Kingston Beach is a residential locality in the local government area (LGA) of Kingborough in the Hobart LGA region of Tasmania. The locality is about 2 km south-east of the town of Kingston. The 2021 census recorded a population of 2305 for the state suburb of Kingston Beach.

It is a suburb of the greater Hobart area. It is located on the River Derwent at the mouth of Browns Rivulet. It was originally known as Browns River Beach in the 1850s. Kingston Beach was a regularly photographed location in the twentieth century.

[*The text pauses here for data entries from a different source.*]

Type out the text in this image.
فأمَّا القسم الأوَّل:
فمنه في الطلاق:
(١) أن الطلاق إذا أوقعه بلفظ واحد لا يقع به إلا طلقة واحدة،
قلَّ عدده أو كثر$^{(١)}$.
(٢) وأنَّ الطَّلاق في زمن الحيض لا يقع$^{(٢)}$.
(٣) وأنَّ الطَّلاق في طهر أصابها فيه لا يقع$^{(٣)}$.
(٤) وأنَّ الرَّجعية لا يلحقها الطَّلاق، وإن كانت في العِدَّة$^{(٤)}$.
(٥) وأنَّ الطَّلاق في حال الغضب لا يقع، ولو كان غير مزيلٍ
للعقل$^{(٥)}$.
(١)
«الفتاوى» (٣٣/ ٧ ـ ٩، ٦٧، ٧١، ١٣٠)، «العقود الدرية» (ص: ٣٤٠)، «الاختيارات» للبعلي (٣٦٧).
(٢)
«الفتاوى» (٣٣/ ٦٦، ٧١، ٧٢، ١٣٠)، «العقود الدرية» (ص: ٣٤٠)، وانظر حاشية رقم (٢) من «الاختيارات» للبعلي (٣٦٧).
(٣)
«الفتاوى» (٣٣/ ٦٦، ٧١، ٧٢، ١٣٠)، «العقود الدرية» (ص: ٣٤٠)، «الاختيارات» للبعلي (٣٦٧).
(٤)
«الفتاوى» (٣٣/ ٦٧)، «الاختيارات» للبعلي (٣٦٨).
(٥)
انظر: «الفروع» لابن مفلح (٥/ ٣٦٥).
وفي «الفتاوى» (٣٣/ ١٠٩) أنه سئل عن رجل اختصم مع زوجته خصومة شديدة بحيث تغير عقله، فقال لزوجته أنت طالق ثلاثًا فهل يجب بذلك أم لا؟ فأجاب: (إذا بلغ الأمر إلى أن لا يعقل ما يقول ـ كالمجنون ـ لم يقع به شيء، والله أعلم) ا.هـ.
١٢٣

The beach is patrolled by Kingston Beach Surf Life Saving Club between the months of December and April. Other facilities include a dog beach, bike park, barbecue area, sailing club, playgrounds and various shops. The local Progress Association served between 1925 and 1992, known as either the Kingston Beach Progress Association, Kingston Beach Regatta Association, or the Kingston Beach Progress and Regatta Association.

==History==
Kingston Beach was gazetted as a locality in 1960.

==Geography==
The waters of the River Derwent estuary form the eastern boundary. Beginning at Tyndall Beach, the Alum Cliffs stretch through the neighbouring suburb of Bonnet Hill to Hinsby Beach at Taroona.

==Road infrastructure==
Route B68 (Channel Highway) passes to the north-west. From there, several roads provide access to the locality.